I walked to the trolley stop outside the museum. It would ride into Oslo and be at the hotel in fifteen minutes. After all, time was short, I was tired, my feet hurt a little, and I had a show to play that night. Then the thought came, “If the Vikings could sail the North Sea in ships like that, you sure as heck can walk three more miles.” I didn’t have time to walk all the way back. So I ran.

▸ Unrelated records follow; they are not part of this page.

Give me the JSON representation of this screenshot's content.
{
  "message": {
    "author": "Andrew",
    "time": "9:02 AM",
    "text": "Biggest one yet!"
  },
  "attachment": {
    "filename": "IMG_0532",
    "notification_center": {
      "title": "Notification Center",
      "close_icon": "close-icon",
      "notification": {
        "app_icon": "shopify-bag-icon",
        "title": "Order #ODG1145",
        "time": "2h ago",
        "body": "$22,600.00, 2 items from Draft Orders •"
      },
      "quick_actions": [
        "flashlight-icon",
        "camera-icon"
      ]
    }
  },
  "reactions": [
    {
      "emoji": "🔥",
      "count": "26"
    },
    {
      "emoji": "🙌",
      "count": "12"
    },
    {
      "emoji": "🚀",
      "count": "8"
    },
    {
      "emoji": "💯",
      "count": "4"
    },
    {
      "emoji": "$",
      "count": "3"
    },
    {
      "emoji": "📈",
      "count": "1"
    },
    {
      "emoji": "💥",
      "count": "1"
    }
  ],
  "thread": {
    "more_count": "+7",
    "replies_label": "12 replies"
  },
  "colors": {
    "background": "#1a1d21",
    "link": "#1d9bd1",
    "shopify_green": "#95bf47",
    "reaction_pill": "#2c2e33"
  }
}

Winner of 147 Grammys (or so), Ron Block is the banjo-ninja portion of Alison Kraus and Union Station. When he's not laying down a bluegrass-style martial-arts whoopin' on audiences around the world, he's taking care of his donkey named "Trash" and keeping himself busy by being one of the most well-read and thoughtful people we know.


  1. Judy

    As an Australian – a country with only a short recorded history, it has been both shocking and marvellous, to experience the kind of moments you describe here – when I ‘touched’ history.
    This took me back to the wonder of visiting Rome – walking along the Appian Way and around the Forum and knowing St Paul had been there. I, literally, needed to touch the stones.

  2. Stacy Grubb

    Gosh, how I love this. I’ll likely never get to experience this world the way you have and do. I’m grateful for your willingness and ability to let us live vicariously for a mile or two.

  3. Rob Webster

    Exploring a new city is one of the great pleasures of life. I’m so glad you had the opportunity. Prague and Budapest were two cities that were my muses back in my days of missionary work in Eastern Europe. How I wish I knew photography back then.

  4. Mike Ramsey

    Keep the travel stories coming. Someday I may be able to see a FEW of the places you’ve already visited. Until then, I’ll accompany you, via your stories and photos. ‘Preciate ye!

  5. Caroline

    Loved every word and every photo. Found myself an inch or two away from my laptop screen, peering at those woodworking details, wondering about the men who had carved them, the men who’d worn the boots and used the combs. Thank you, Ron!

  6. Karen Buck

    Thanks for the tour! All the good things help us understand people better, including ourselves.

  7. John Dienhart

    I hope you can make it to the Pergamom Museum in Berlin some day and walk between the very same cobalt blue walls that Daniel, Shadrach, Meschach and Abednego walked between on the way to the kings throne to tell him why they would not eat the kings meat. then in the same museum you can walk the steps to the Temple at Miletus. The depth and intensity of the reality of Truth is overwhelming.

  8. Rick Stern

    I went to a college and a seminary in Minnesota, both founded by Norwegian immigrants. If you said you were going to the Holy Land they asked, Norway or Israel? Thanks for the tour.